Four campus groups to receive $15,000 from Campus Y Social Innovation Inccubator program
Members of four campus groups are looking forward to receiving $15,000, free building space and faculty advising for their own social innovation.
The Campus Y announced the four winners of its first Social Innovation Incubator program at the TEDxUNC conference Saturday.
Originally, the plan was to pick three groups to occupy the third floor of the Campus Y building, but the selection committee could not decide on which group to turn down, said Richard Harrill, director of Campus Y.
The Campus Y is in the process of raising $15,000 for each group to use, and $10,000 for renovations to the space, Harrill said.
The Campus Y then submitted a proposal to the Office of the Executive Vice Chancellor and Provost to use the space after the previous organization moved for the Social Innovation Incubator.
One group, HOPE Gardens, has already started moving into the incubator space, he said.
HOPE Gardens focuses on developing relationships between the University and the community, including high school volunteers, gardeners, the homeless and low-income families.
Co-chairwoman Meg VanDeusen said the group will use the space as headquarters, and members hope to use the resources to develop a sustainable program that will deliver food to low-income families in the area.

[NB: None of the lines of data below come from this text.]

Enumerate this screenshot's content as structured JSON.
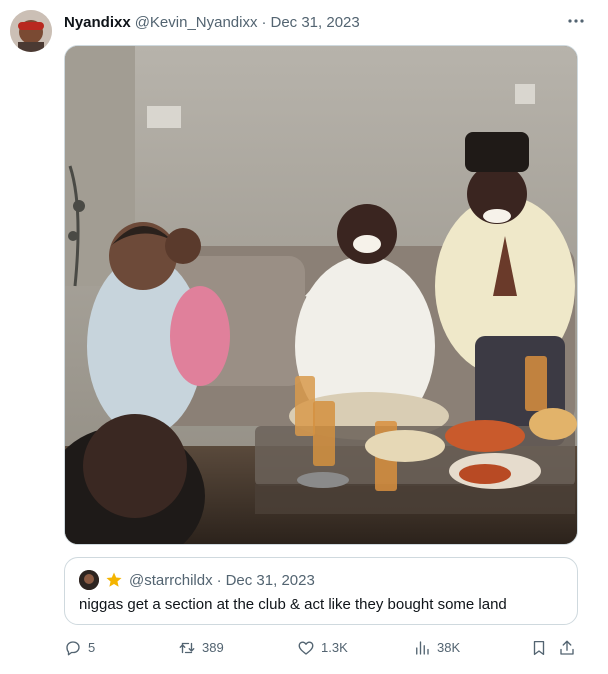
{
  "tweet": {
    "display_name": "Nyandixx",
    "handle": "@Kevin_Nyandixx",
    "separator": "·",
    "date": "Dec 31, 2023",
    "avatar_icon": "user-avatar",
    "more_icon": "more-horizontal-icon"
  },
  "quoted_tweet": {
    "handle": "@starrchildx",
    "separator": "·",
    "date": "Dec 31, 2023",
    "badge_icon": "star-badge-icon",
    "text": "niggas get a section at the club & act like they bought some land"
  },
  "actions": {
    "replies": "5",
    "retweets": "389",
    "likes": "1.3K",
    "views": "38K"
  },
  "colors": {
    "text_primary": "#0f1419",
    "text_secondary": "#536471",
    "border": "#cfd9de",
    "badge": "#f4b400"
  }
}
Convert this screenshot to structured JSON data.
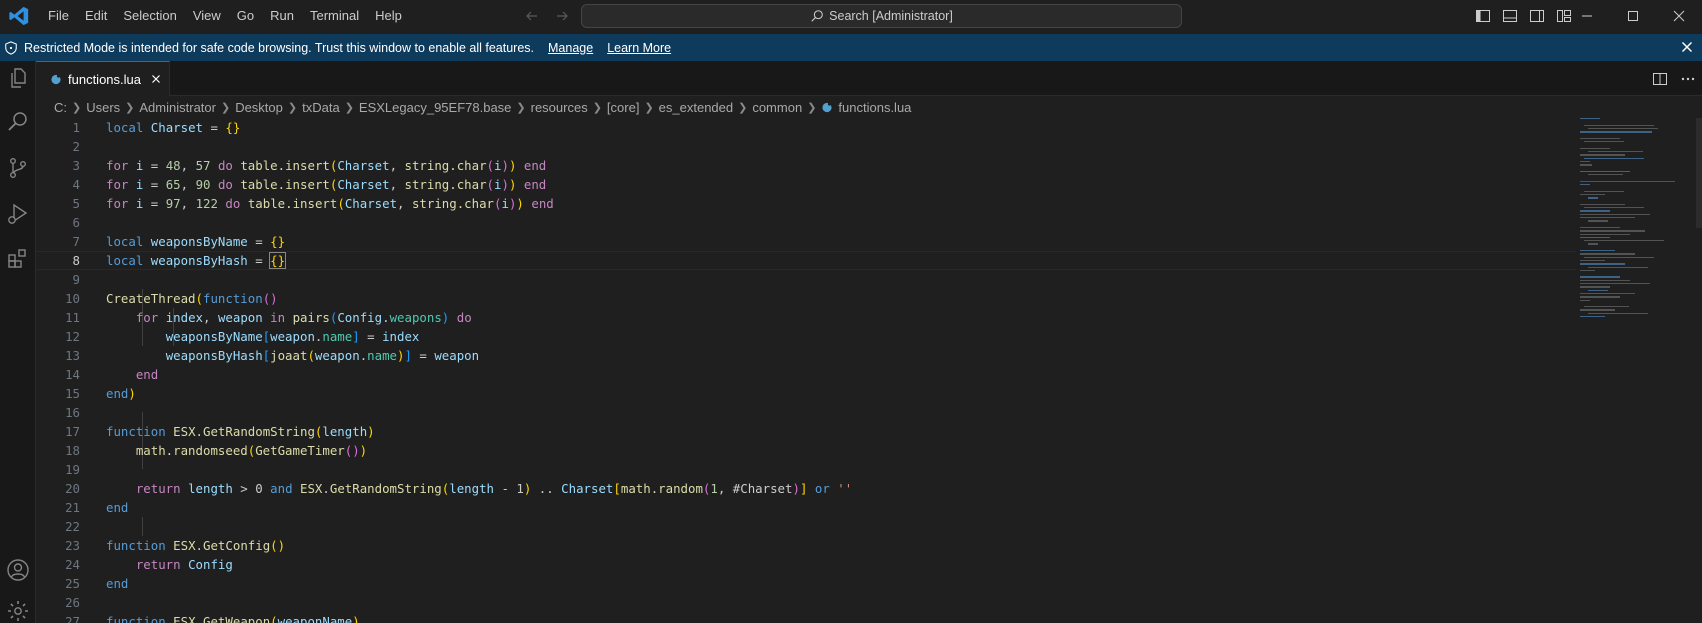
{
  "titlebar": {
    "menu": [
      "File",
      "Edit",
      "Selection",
      "View",
      "Go",
      "Run",
      "Terminal",
      "Help"
    ],
    "search_text": "Search [Administrator]"
  },
  "banner": {
    "message": "Restricted Mode is intended for safe code browsing. Trust this window to enable all features.",
    "manage_label": "Manage",
    "learn_more_label": "Learn More"
  },
  "tab": {
    "filename": "functions.lua"
  },
  "breadcrumb": [
    "C:",
    "Users",
    "Administrator",
    "Desktop",
    "txData",
    "ESXLegacy_95EF78.base",
    "resources",
    "[core]",
    "es_extended",
    "common",
    "functions.lua"
  ],
  "editor": {
    "active_line": 8,
    "lines": [
      {
        "n": "1"
      },
      {
        "n": "2"
      },
      {
        "n": "3"
      },
      {
        "n": "4"
      },
      {
        "n": "5"
      },
      {
        "n": "6"
      },
      {
        "n": "7"
      },
      {
        "n": "8"
      },
      {
        "n": "9"
      },
      {
        "n": "10"
      },
      {
        "n": "11"
      },
      {
        "n": "12"
      },
      {
        "n": "13"
      },
      {
        "n": "14"
      },
      {
        "n": "15"
      },
      {
        "n": "16"
      },
      {
        "n": "17"
      },
      {
        "n": "18"
      },
      {
        "n": "19"
      },
      {
        "n": "20"
      },
      {
        "n": "21"
      },
      {
        "n": "22"
      },
      {
        "n": "23"
      },
      {
        "n": "24"
      },
      {
        "n": "25"
      },
      {
        "n": "26"
      },
      {
        "n": "27"
      }
    ],
    "tokens": {
      "local": "local",
      "Charset": "Charset",
      "eq": " = ",
      "empty_braces": "{}",
      "for": "for",
      "i": "i",
      "n48": "48",
      "n57": "57",
      "n65": "65",
      "n90": "90",
      "n97": "97",
      "n122": "122",
      "do": "do",
      "table_insert": "table.insert",
      "string_char": "string.char",
      "end": "end",
      "weaponsByName": "weaponsByName",
      "weaponsByHash": "weaponsByHash",
      "CreateThread": "CreateThread",
      "function": "function",
      "index": "index",
      "weapon": "weapon",
      "in": "in",
      "pairs": "pairs",
      "Config": "Config",
      "weapons": "weapons",
      "name": "name",
      "joaat": "joaat",
      "ESX": "ESX",
      "GetRandomString": "GetRandomString",
      "length": "length",
      "math_randomseed": "math.randomseed",
      "GetGameTimer": "GetGameTimer",
      "return": "return",
      "gt0": " > 0 ",
      "and": "and",
      "minus1": " - 1",
      "concat": " .. ",
      "math_random": "math.random",
      "one": "1",
      "hashCharset": "#Charset",
      "or": "or",
      "emptystr": "''",
      "GetConfig": "GetConfig",
      "GetWeapon": "GetWeapon",
      "weaponName": "weaponName"
    }
  }
}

Another winner, Carolina Music Outreach, connects volunteers and students from low-income families for free music lessons to students.
The program enlists 40 music students, but has twice the number of applications, and students have to bring their own instruments, co-president Katie Weinel said.
Weinel said the group will use the money to create a Music Empowerment Program, which will lend instruments to its participants.
“Being a part of Campus Y gives credibility and will let more people know about it,” co-president Maggie Peng said.
Both groups are planning to use the new advising resources to receive non-profit organization status, members said.
Members of winning group KM Water Solutions plan to use the money to distribute inexpensive microbial water quality testing devices to countries like Bangladesh and Tanzania.
The devices were developed by two UNC professors, said Alice Wang, a doctoral student who is helping to develop KM Water Solutions.
She said the group does not have a business model but wants to use these opportunities to meet the demand they already have for their equipment.
“We have gotten a lot of interest from different international organizations, academia and NGOs, and we need to get our product out there to people who need it,” Wang said.
The fourth winner, SEA Brand, is an apparel company that identifies clothing colors with causes and donates 25 percent of its profits to charity.
David Baron, co-founder of the group, said he created SEA to study ethical production business.
“We want to make the connection to the cause much less obvious and obnoxious,” he said. “Style comes first.”